Thursday, 16 de May de 2024 ISSN 1519-7670 - Ano 24 - nº 1287

A questão nuclear e a pressão sobre os jornais

Com o crescimento do debate sobre os planos nucleares do Irã, jornalistas iranianos sofrem com a pressão para não criticarem seu país na cobertura do assunto. O governo, informa Roxana Saberi [BBC News, 24/3/06], teria alertado aos veículos de imprensa que evitem críticas pesadas sobre política nuclear.

Recentemente, em uma coletiva de imprensa, o ministro da Cultura, Mohammad Saffar-Harandi, deixou claras as orientações do governo quando disse aos jornalistas que eles não devem pôr em risco os interesses do Irã e a segurança nacional. ‘Nos últimos meses, algumas pessoas da imprensa têm escrito as mesmas coisas que nossos inimigos diriam’, afirmou. ‘Isso é muito difícil para mim, então eu peço aos jornalistas que sejam cuidadosos. Não quero que nenhum dos jornais que vemos hoje nas bancas seja fechado’, completou.

Ao mesmo tempo, alguns jornalistas dizem que o Conselho de Segurança Nacional pressiona a mídia para não apresentar os esforços diplomáticos do Irã sobre seu programa nuclear como ‘um fracasso’. Eles contam também que o conselho instruiu a imprensa a não criar ‘medo e incerteza entre os iranianos’.

Conservadores e moderados

Alguns jornais iranianos apóiam o objetivo do governo de construir um ‘programa nuclear pacífico’, mas outros discordam das políticas adotadas pelas autoridades, que consideram agressivas. Diários conservadores acreditam que Teerã não deve desistir de seu direito de possuir energia nuclear, enquanto os moderados defendem a importância da continuidade da diplomacia.
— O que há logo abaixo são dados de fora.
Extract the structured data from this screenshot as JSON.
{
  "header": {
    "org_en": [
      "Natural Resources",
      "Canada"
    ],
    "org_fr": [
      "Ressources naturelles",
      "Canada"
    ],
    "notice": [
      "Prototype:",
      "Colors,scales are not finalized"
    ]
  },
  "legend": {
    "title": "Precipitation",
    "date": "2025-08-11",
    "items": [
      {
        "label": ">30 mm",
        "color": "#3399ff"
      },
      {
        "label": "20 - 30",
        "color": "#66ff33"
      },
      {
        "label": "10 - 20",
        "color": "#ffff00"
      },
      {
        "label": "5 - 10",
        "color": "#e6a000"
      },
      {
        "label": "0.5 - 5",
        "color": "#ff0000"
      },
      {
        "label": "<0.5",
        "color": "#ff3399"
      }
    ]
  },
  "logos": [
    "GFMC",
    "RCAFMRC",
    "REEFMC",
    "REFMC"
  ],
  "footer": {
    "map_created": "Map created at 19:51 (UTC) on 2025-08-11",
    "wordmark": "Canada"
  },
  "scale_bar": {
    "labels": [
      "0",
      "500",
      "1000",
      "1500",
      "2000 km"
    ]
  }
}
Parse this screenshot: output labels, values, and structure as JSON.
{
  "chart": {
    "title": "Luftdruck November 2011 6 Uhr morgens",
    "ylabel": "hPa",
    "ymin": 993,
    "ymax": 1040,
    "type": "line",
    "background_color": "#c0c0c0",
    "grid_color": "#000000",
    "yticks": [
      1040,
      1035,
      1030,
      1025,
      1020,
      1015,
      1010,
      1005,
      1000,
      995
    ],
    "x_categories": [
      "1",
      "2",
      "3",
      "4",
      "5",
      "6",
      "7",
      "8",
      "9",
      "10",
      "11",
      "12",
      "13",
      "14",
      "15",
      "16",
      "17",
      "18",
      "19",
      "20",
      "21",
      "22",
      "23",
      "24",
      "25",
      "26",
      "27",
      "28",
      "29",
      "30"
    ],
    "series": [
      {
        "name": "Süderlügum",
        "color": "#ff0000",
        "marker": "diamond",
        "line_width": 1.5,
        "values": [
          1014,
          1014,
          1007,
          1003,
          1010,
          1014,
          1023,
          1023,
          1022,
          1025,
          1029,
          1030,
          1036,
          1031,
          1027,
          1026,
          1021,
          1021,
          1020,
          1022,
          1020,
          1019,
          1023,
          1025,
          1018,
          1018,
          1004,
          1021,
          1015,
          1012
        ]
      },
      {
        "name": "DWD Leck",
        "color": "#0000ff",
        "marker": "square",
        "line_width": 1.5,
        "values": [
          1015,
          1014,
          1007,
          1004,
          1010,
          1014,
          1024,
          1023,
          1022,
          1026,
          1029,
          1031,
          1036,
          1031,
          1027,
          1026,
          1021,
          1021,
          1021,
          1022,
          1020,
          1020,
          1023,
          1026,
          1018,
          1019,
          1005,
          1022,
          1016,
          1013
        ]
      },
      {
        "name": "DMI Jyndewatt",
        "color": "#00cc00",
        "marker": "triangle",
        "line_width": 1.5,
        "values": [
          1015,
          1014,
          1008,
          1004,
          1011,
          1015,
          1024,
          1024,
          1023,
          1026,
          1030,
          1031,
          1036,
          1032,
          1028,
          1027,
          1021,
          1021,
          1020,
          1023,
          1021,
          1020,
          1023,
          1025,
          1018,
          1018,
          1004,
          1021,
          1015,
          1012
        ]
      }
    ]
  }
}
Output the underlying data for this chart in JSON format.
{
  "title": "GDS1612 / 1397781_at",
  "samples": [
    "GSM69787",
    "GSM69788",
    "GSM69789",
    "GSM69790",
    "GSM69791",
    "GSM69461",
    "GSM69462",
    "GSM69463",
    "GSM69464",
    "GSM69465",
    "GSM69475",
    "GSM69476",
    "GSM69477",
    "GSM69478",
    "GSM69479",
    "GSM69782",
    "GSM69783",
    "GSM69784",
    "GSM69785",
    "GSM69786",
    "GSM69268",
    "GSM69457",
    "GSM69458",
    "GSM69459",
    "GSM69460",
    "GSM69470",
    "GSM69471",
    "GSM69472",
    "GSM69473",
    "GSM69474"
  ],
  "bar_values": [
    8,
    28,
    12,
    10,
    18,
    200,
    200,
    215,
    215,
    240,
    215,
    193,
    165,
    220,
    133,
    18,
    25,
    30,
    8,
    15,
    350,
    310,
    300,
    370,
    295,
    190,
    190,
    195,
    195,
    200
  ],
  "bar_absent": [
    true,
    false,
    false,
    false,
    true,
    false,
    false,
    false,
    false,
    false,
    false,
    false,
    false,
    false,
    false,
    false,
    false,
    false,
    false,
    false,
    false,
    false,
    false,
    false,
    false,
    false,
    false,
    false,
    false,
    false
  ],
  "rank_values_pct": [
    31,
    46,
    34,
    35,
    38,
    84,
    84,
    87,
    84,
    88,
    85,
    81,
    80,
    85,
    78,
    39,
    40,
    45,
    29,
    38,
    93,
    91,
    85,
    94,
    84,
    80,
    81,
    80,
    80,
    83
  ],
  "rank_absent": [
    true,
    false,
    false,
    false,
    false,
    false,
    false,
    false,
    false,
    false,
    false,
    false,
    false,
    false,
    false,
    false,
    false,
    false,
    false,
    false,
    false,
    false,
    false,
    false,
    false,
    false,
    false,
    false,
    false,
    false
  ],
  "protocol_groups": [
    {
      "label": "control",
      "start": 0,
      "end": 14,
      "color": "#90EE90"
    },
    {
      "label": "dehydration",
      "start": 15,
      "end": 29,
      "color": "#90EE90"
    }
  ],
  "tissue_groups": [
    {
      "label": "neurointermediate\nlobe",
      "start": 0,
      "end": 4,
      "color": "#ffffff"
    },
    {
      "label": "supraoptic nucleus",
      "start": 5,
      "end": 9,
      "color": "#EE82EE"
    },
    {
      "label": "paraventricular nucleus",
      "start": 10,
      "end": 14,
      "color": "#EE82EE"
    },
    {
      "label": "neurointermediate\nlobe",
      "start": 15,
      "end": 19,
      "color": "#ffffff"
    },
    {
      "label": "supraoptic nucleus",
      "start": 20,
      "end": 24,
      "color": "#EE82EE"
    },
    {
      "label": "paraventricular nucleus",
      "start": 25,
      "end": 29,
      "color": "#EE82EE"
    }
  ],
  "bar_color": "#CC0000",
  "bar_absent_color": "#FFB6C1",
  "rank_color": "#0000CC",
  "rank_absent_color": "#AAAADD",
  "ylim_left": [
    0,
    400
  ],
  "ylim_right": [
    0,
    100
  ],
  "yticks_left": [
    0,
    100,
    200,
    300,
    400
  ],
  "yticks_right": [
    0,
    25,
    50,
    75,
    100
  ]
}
‘Nós não nos opomos ao princípio de ter energia nuclear pacífica’, afirma um jornalista do diário Etemade Melli, que não quis se identificar. ‘Mas eu acho que a mudança de linguagem que veio junto com nosso novo governo aumentou as tensões entre o Irã e o resto do mundo’.

Pressão, onde?

Alguns profissionais, entretanto, discordam da afirmação de que seriam pressionados pelo governo. Tudo depende de suas ‘crenças ideológicas’, nota a matéria da BBC News. O editor do jornal conservador Hamshahri diz que seu jornal não é pressionado pelo Estado. ‘Se eu achar que algo não é verdadeiro, eu não escrevo uma palavra sobre ele’, completa. ‘Não é que eu promova a posição do regime. Se eu não acreditar que a energia nuclear é o desejo da nação, estou certo de que não escreverei algo sobre isso no Hamshahri. Não seria obrigado a fazê-lo e, se algum dia fosse forçado, deixaria este jornal’. O jornal, curiosamente, é publicado pela prefeitura de Teerã.

Outros jornalistas afirmam se sentir limitados pela pressão governamental, mas confusos sobre quais são os reais limites. ‘Este é um dos problemas para os jornalistas iranianos: nós não sabemos quais são as linhas vermelhas’, afirma um repórter de um jornal reformista. ‘Você não sabe até onde pode ir ou criticar’.

Orgulho nacional

As emissoras de televisão e rádio locais normalmente apresentam as posições das autoridades sobre a questão nuclear. Mesmo que alguns iranianos afirmem não acreditar que a cobertura local conte a história completa – e prefiram recorrer a canais por satélite e à internet –, o governo consegue com sucesso passar sua mensagem para a população.

Analistas iranianos afirmam que a cobertura local ajudou muitos iranianos a ver o programa nuclear como uma questão de orgulho nacional – algo que eles devem apoiar apesar da crescente pressão internacional.

‘Não há pesquisas de opinião pública feitas por instituições independentes ou emissoras independentes. Também é difícil encontrar um jornal independente que possa ecoar as opiniões dos iranianos. Esta área da política governamental parece ter funcionado’, resume um analista de mídia – que também prefere ficar anônimo. ‘O regime iraniano conseguiu convencer até a comunidade internacional de que todos os iranianos pensam que a questão nuclear é uma questão nacional e um direito inalienável, e que, se os EUA tentarem tirar deles este direito, todas as pessoas apoiarão o regime’.